Ø     Le sujet peut ensuite aboutir dans une situation à haut risque où sont réunis les trois facteurs suivants: 1/ présence effective d’une victime potentielle, 2/ l’abus est pratiquement possible dans le contexte ou la situation présente, 3/ le risque que le sujet perde le contrôle de ses actes est présent dans ce cas précis (la perte étant déterminée par un certain nombre de facteurs propre au sujet).

 

Ø     Lorsque, dans les situations à haut risque, l’individu n’arrive pas à se comporter de façon adéquate, trois conséquences sont possibles. 1/ Il faut s’attendre à ce que, chez un sujet qui se trouve dans une situation à haut risque, le besoin de satisfaction immédiate grandisse. Cela signifie que il éprouve une excitation, une envie sexuelle (désir) plus forte et que cette envie sexuelle vise vraisemblablement la victime qui se trouve présente dans cette situation à haut risque. 2/  Si le sujet n’arrive pas à se comporter de façon adéquate par rapport à cette situation à haut risque, sent qu’il commence à perdre le contrôle, il peut considérer qu’il a échoué. Par conséquent, un sentiment d’efficience personnelle diminué peut apparaître: « Je n’y arrive pas, je ne suis capable de rien faire, je n’arriverai jamais à rien dans la vie ». Comme il a été signalé plus tôt dans la chaîne des événements qui conduisent à l’abus, un sentiment de privation donne lieu à un désir de se laisser aller et de soulager immédiatement ses besoins. Se trouvant déjà dans une situation à haut risque, il est fort probable que son désir s’oriente vers un comportement de risque accru d’abus sexuel.

 

      Le sujet se trouve donc dans un cercle vicieux : son besoin de satisfaction immédiate donne lieu à un sentiment d’efficience personnelle diminué, ce qui augmente encore le besoin de satisfaction immédiate, et ainsi de suite. 3/ Enfin, il est également probable qu’une situation à haut risque intensifie les attentes positives de l’individu par rapport à un comportement d’abus sexuel.
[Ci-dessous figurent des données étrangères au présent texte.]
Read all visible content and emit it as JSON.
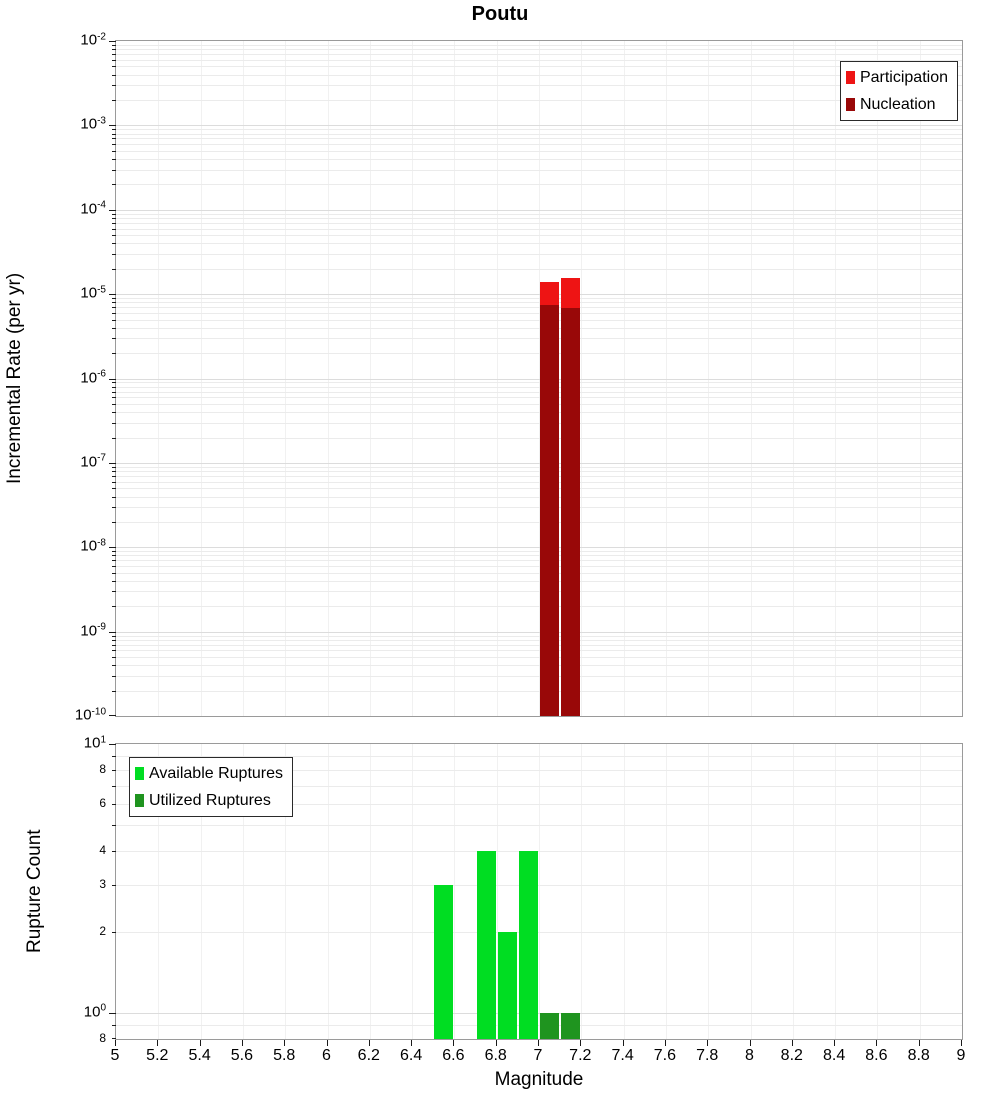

Plus spécifiquement, cela implique que l’individu ne considère plus essentiellement les conséquences négatives à long terme, mais qu’il se laisse tenter par les conséquences positives à court terme.

 

Ø     Chez les abuseurs sexuels, un faux pas (chute) est défini comme une récidive partielle, où le sujet répète un comportement d’abus sans toutefois passer réellement à l’acte. Il peut éventuellement penser commettre un abus, fantasmer sur celui-ci, penser au plaisir que lui ont procuré les abus précédents, mais, dans le cas du pédophile par exemple, il se retient de passer vraiment à l’acte en se masturbant en regardant, par exemple, des photos d’enfants. Ainsi, sans passer véritablement à l’acte, le pédophile s’adonne pourtant à des pratiques déviantes. On considère souvent un faux pas (chute) comme une récidive commise à un niveau fantasmatique.

 

Ø     L’effet de transgression ou de violation de la règle d’abstinence vient immédiatement après la chute. Ces termes renvoient à un ensemble de facteurs cognitifs et affectifs qui succèdent à la chute et qui déterminent si elle sera suivie à son tour par la récidive.

 

Ø     La chaîne des évènements qui conduisent à l’abus débouche sur la rechute c’est à dire un nouvel abus sexuel.

 

Sur cette structure de base que constitue la chaîne des évènements qui conduisent à l’abus sexuel se greffent des modules thérapeutiques comprenant des techniques d’intervention psychothérapeutiques propres aux thérapies comportementales et cognitives. Les modules spécifiques pour abuseurs sexuels sont les suivants.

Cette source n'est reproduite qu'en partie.